9,500 schools and over a million students voted this week, including over 400 in Bancroft.

North Hastings High School participated with more than half of the 609 students cast a ballot, including all grade seven and eight students. All but five classes participated. Teacher Kelly Waterbury organized the vote with help from her grade 10 Civics class. She says they created a hand-out for teachers to give to their students to ensure they were informed before voting.

CIVIX has teamed with Elections Canada to run the Student Vote campaign in every federal election since 2004. In 2015, the students voted just as those over 18 did. The Liberals got 225 seats, with the Conservatives behind them with 71, the NDP had 40. The Green Party was the only other party to have candidates elected with four.

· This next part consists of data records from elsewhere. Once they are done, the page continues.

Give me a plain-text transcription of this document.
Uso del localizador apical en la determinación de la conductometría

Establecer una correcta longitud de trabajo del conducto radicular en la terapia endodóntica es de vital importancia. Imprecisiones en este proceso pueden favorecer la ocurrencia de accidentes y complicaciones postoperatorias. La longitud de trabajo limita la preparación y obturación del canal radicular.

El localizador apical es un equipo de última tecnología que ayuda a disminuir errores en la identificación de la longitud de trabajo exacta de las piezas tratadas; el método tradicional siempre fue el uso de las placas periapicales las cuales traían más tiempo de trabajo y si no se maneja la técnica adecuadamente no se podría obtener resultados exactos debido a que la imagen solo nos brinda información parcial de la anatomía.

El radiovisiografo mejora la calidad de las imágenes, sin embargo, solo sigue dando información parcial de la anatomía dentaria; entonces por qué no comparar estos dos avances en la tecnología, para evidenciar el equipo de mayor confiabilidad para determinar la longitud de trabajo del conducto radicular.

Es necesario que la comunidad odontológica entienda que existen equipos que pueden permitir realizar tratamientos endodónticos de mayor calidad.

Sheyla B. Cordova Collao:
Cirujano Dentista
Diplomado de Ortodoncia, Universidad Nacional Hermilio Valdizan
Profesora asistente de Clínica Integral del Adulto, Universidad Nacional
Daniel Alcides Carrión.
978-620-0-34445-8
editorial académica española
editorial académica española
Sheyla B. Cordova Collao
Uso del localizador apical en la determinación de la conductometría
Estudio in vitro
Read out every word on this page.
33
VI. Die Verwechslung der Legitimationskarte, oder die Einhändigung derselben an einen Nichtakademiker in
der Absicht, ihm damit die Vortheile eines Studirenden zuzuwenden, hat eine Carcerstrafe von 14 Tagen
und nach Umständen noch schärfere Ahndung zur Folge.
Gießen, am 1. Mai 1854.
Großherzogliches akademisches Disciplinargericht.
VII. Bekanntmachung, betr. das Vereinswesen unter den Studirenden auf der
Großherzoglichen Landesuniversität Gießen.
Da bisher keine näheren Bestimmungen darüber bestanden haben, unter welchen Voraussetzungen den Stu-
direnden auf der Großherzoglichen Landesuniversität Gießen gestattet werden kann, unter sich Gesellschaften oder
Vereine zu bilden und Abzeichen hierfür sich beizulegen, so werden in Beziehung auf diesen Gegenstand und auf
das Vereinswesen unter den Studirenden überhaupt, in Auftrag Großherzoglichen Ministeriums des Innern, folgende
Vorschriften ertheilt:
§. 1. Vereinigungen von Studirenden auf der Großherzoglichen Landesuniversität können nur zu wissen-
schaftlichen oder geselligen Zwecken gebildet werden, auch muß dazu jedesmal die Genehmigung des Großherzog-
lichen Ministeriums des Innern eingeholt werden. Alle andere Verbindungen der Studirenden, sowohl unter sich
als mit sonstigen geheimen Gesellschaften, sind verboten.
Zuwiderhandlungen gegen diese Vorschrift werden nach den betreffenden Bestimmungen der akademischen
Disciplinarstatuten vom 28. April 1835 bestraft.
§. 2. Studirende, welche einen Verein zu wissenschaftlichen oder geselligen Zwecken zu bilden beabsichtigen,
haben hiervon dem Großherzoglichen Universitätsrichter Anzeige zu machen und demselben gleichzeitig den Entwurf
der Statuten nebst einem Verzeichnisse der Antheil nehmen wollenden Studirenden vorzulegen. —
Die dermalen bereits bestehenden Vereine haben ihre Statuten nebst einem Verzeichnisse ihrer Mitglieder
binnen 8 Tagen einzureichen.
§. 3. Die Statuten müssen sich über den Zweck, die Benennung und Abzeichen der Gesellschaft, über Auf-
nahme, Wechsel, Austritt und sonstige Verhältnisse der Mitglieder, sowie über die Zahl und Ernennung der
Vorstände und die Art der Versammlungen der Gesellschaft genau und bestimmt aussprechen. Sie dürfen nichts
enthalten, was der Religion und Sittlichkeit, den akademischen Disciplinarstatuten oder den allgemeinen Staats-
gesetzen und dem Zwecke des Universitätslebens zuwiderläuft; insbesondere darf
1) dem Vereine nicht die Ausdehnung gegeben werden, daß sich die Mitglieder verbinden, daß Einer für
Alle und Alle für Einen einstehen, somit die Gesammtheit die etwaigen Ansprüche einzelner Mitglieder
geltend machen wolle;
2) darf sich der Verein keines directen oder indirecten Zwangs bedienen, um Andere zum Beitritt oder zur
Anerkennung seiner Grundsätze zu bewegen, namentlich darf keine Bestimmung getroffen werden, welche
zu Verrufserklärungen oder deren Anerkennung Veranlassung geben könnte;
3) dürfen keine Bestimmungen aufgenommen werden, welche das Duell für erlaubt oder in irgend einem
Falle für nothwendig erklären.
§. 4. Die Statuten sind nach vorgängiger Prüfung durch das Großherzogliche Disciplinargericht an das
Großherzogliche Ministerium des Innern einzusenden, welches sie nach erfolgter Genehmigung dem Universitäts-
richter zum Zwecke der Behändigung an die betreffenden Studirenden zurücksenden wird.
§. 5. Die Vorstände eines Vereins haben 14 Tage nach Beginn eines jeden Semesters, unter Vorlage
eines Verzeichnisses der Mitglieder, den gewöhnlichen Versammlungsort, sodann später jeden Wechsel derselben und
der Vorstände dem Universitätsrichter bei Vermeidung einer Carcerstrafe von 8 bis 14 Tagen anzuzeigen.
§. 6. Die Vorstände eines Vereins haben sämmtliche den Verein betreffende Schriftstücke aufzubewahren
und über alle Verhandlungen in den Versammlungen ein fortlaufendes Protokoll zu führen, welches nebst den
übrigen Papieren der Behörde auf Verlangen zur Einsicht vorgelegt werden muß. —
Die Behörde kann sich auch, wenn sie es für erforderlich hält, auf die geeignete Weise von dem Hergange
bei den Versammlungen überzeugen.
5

“There was a lot of energy and buzz,” Waterbury says on the vote held earlier this week. “I think the kids really bought into it.”

Elyse Ives is one of the students in Waterbury’s Civics class that helped set everything up. “I was informed before, but we also learned about (the election) in class,” she tells My Bancroft Now.

“Research shows that voting is a habit,” Waterbury explains. She says she wants to help get students comfortable voting before they turn 18 in hopes that it helps them become more likely to be informed and vote when they are of age to cast a ballot. “I think they really felt that they were doing something that was fun and they were happy to be a part of it,” Waterbury says after noting how excited the students got when she told them the results would be published in the media.

Waterbury said she did overhear some students who were unsure of who they wanted to vote for, but says she also saw a lot of student leaning on each other to help them decide. “I thought that was positive because they were learning from each other and talking about politics,” she says.

Ives agrees that it’s important for her and kids that aren’t of age to vote, to be ready and informed to vote when it comes time. “And actually being ready and making a mature vote and not just voting for who my friends are voting for,” she adds. Ives says she also wants to educate her friends to make sure they’re informed on the issues during the election cycle as well.

Waterbury says the teachers got on-board with the mock vote as well. “The teachers realized it was important to take 15 minutes out of their curriculum to have the kids experience the procedures and the excitement of being able to have your voice heard,” she says.

“Whoever we vote for is going to be our representative and will affect our futures,” Ives says. “I want to choose the right person that I believe will represent our small community well.”